Sometimes I call my sister just to ask her if what I’m thinking makes sense.
I’m scared that someday I will fall so deeply into my own echo chamber that I will no longer recognize truth. We both are. Somebody we love has already fallen and it is painful.
Our struggle is that this person is fully and completely devoted to God. She tells us that her beliefs are grounded in prayer and a commitment to God’s kingdom. But, so are mine, and we vehemently disagree on a number of things. So, who is right?
As usual, I have no answers, but I have a thought.
It is in our human nature to accept beliefs that support our own and discard beliefs that are in contention. There is even a name for it: motivated reasoning. Motivated reasoning makes sense to me. We want to be right and we want to be with people who agree that we are right. It is safer there. We know what to expect and where we fit in that world.
But Jesus didn’t come to this earth to encourage us to huddle together in safe groupings. Jesus came to expand our community, welcoming all people into God’s love.
When the magi told Herod about the birth of the Messiah, Herod called in his chief priests and scribes (Matthew 2:1-4), but you’ll notice that those priests did not rejoice at the news. None of them joined the magi in search of the newborn king. We can guess that they looked at the magi with disdain, viewing these people as outsiders, unable to be God’s truth-bearers.
The priests were holy people, but because they were unwilling to trust the stranger, they missed meeting their saviour.
Over the past week, I have seen evidence of holy people in full support of the attack on the US Capitol and it has made me doubt myself. But then I wondered if these people are like Herod’s priests, unwilling to accept that God’s truth be revealed in a way outside of their control.
So I called my sister and I prayed.
And then I realized that this is not as complicated as it seems. God is love, of that I am sure. God’s truth is reinforced through all of God’s creation, giving us infinite ways to find him, of that I am sure. That path towards love is the light that guides us.
What this means is that there is no one voice who can claim to be God. God is here with us, with all of us, aching to burst into the world and share love with everyone.
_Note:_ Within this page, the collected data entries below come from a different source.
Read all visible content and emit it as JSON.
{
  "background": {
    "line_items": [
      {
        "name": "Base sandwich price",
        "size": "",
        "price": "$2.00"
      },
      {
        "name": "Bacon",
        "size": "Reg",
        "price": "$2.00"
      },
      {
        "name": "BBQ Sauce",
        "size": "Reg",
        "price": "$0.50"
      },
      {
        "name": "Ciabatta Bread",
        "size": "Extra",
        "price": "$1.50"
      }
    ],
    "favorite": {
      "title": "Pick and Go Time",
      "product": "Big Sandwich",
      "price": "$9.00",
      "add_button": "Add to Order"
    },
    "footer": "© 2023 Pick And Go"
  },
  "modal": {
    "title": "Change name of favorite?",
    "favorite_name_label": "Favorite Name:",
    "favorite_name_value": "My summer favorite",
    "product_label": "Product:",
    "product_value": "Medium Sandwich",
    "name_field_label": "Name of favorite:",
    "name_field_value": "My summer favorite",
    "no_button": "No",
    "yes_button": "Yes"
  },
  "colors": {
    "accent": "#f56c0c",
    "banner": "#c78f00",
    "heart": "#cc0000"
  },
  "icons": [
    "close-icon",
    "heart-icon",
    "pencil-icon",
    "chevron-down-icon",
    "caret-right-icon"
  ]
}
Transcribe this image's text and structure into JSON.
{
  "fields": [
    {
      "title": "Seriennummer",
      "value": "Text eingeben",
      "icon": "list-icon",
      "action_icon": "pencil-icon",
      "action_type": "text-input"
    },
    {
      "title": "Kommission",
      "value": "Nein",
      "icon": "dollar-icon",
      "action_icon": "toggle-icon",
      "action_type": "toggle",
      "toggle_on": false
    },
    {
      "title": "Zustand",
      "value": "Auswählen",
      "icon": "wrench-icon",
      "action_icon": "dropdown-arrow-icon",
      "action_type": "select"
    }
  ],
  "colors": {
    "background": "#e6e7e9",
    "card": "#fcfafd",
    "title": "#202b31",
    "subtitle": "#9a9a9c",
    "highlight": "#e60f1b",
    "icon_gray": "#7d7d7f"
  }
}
Even Jesus was hesitant to make his divinity known, and so we should be wary when individual leaders tell us they have a hold on God’s truth.
I am still a little fearful of falling into that echo chamber, but I also feel assured that if I keep grounding myself in scripture and prayer and I keep listening to God’s voice through others, I have a good chance of keeping God’s infinite love as my focus.
I am also realizing that I need to be better at trusting myself and believing that I can be a part of the solution our country needs right now. We’ve got some systems to dismantle so that all of God’s people feel safe and loved in our country and I, for one, am determined to help.